In short, music acts on our brains in the same way opiates and other drugs act on our brains, except without the addictive properties. It also excites the pre-frontal cortex associated with memory. So, when you're a kid, running around the neighborhood doing kid stuff, you're filled with all kinds of hormones like oxytocin, dopamine and serotonin coursing through you mesocortolimbic system and ventral striatum, and other cool brain places that respond to rewards like joy and happiness, as well as sadness and rejection like when that gorgeous girl three blocks over made you wait outside for an hour on a November night before coming out and telling you she's going out with some 6'2" football troglodyte as opposed to a skinny 5'9" long-haired type who really doesn't like gym all that much. ( But no hard feelings or anything ) Digression notwithstanding, this means the music you were listening to while your brain was developing became hard-wired in your memory system, and hearing those songs brings back memories that are more intense than those memories built by hearing a similarly good song while in your thirties or forties.

My conclusion, which may not be the same as the conclusion reached by the smart people who wrote the review, is that you think music sucks today because your brain already has intense musical memories that are personal to you and your particular journey. So lighten up on the kids a bit and let them fill up their pre-frontal cortexes (cortices?) with their own memories and emotions ( as long as they stay off my lawn! ). That may also be the reason why the best audience and largest consumers of music are people in their late teens and early twenties

Happy Song/Sad Song

When I'm not reading books I barely understand about subjects I can scarcely conceive, I watch clever YouTube videos by the Gregory Brothers . In this favorite, the Brothers Gregory do a mash-up (we used to call them 'medleys') of happy songs played in minor keys to make them sad, and sad songs played in major keys to make them happy. It's more interesting than you think...

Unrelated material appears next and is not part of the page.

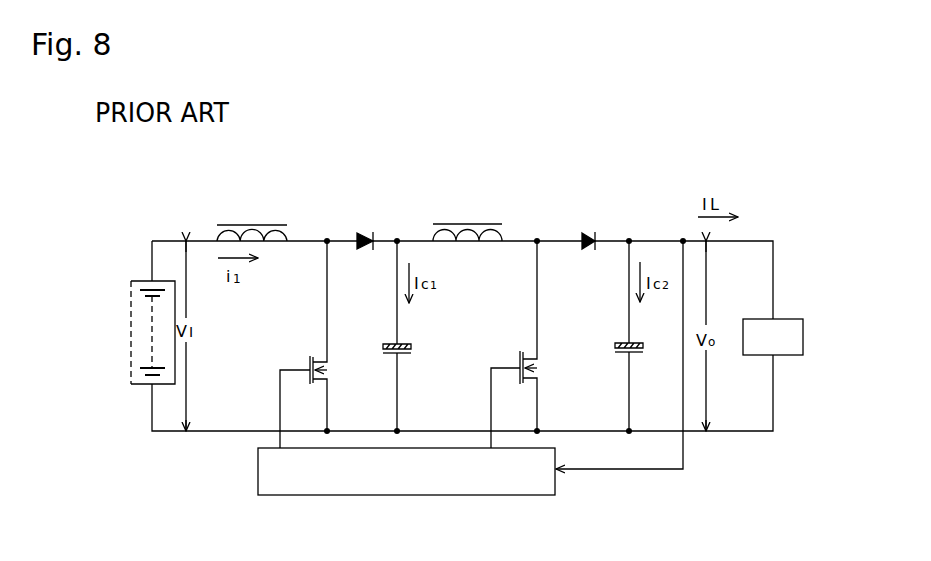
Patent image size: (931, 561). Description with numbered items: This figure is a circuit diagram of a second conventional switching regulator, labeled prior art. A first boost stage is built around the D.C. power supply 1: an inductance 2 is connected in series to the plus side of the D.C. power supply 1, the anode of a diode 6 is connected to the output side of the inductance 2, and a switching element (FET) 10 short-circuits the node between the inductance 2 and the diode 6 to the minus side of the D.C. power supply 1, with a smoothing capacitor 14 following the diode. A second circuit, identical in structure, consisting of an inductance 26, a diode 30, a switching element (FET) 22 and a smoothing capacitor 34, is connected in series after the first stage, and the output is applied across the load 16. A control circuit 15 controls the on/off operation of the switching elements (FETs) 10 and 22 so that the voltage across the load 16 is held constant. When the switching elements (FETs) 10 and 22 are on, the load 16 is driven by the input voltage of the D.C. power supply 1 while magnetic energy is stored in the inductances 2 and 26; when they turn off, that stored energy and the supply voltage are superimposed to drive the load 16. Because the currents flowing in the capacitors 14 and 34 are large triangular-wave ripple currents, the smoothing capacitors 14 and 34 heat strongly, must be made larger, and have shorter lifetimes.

Although the aim of the video is to be funny and entertaining just for entertainment's sake (not a bad thing), there's something deeper here: The way the chords and notes intertwine with the emotion of the singer has a profound effect on the chemistry in our brains. Changing something as physically minor as the key the song is performed in drastically changes the entire emotional conveyance within the song. This is a result of our brain's interpretation of what it's hearing.

From Levitin and Chanda's report:

Musical pleasure is closely related to the intensity of emotional arousal. Even opposite emotional valences (e.g., ‘happy’ or ‘sad’) can be experienced as pleasurable and listeners often report that the most moving music evokes two or more emotions at once. Music does not have the clear survival benefit associated with food or sex, nor does it display the addictive properties associated with drugs of abuse. Nonetheless, the average person spends a considerable amount of time listening to music, regarding it as one of life’s most enjoyable activities.

That's why songs from your youth that are associated with sad memories or tough times bring you such peacefulness and happiness when you hear them now.

At it's very core, music is emotion and a very personal experience, much like our own emotions are. In the past ten years or so we have seen an explosion of music in our environments that has made music become depersonalized while at the same time it became ubiquitous. If something is powerful enough to actually change the chemistry in our brains, shouldn't it deserve a higher place in our lives than background noise? Or worse yet, a tool to drown out background noise?

As Chanda and Dr. Levitin put it:

Many believe that music has special, mystical properties and that its effects are not readily reducible to a neuronal or neurochemical state. Advances in cognitive neuroscience have challenged this view, with evidence that music affects the same neurochemical systems of reward as other reinforcing stimuli.

All of that being said, I still think music is special and mystical, and even though I dig the science behind the report, I'd just as soon keep it that way.